La possibilité offerte à la femme enceinte de prendre une semaine de réflexion était liée aux conséquences considérables de cette décision. Si elle a été supprimée dans le présent projet de loi, en cohérence avec les dispositions que nous avons adoptées à l'article 19, c'est parce que les étapes menant au diagnostic et, malheureusement, à l'interruption médicale de grossesse, qu'elle soit partielle ou totale, sont longues. Elles permettent la réflexion. Dans les centres de diagnostic et de traitement adaptés, il existe tout un processus d'annonce et de réflexion, et plusieurs imageries successives sont effectuées.
Les raisons pour lesquelles nous sommes défavorables à ces amendements, comme nous l'avions indiqué en commission, sont les suivantes : au terme de ce processus, il est annoncé à la femme qu'il faudra, hélas, procéder à une interruption médicale de grossesse, puis elle part pendant une semaine ou huit jours, seule ou avec son conjoint, hors du cadre médical et du colloque singulier avec le médecin, la sage-femme ou l'équipe. On la laisse ainsi dans son coin réfléchir à un choix irréversible. J'estime pour ma part qu'il s'agit d'une peine supplémentaire. La femme n'a pas la possibilité de poser des questions pendant cette phase de réflexion. Il se produit en quelque sorte une rupture du colloque singulier entre le médecin ou l'équipe médicale et la patiente.

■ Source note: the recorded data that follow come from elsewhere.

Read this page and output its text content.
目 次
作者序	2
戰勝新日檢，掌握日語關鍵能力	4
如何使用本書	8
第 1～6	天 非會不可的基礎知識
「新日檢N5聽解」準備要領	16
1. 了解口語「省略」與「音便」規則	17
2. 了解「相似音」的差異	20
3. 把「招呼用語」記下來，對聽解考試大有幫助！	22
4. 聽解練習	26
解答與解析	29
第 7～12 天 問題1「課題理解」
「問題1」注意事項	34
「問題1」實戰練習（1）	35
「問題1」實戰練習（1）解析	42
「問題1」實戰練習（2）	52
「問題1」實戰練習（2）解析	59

Surtout, au risque de vous choquer – mais peu importe – , je considère que ce délai risque d'infantiliser la femme. En cas non pas de problème d'ordre obstétrical mais de malformation gravissime du foetus, il lui est demandé si elle a oui ou non bien réfléchi, si elle veut vraiment avorter et faire disparaître l'enfant mal formé. J'emploie un langage assez cru mais je parle de la réalité. On laisserait réfléchir la femme en la culpabilisant, en l'infantilisant et en lui rappelant qu'elle a la possibilité de garder son foetus. À titre personnel, je trouve cela difficile, y compris pour la femme, parce qu'elle a le temps de poser ses questions, qu'elle bénéficie de l'accompagnement de psychologues et que l'effet d'annonce doit être encadré par tout ce que peut amener l'équipe médicale pluridisciplinaire.
D'autre part, sur le plan juridique, tout délai inscrit dans la loi doit être assorti d'un point de départ et d'un point d'arrivée. Or il n'est pas possible de définir le point de départ : est-ce à compter du diagnostic, ou du début de la consultation ? Il est extrêmement difficile de l'établir.
Enfin, s'agissant des amendements qui visent à instaurer un délai de réflexion à durée indéterminée, là encore il faut fixer un point de départ, suite à quoi la femme se trouverait livrée à elle-même dans la nature. Combien de temps lui sera-t-il proposé de réfléchir : quarante-huit heures ? Cinq minutes ? Encore une fois, sans durée ni point de départ, la mise en pratique de telles dispositions poserait problème. C'est pour toutes ces raisons – et peut-être d'autres – que je suis défavorable à ces amendements.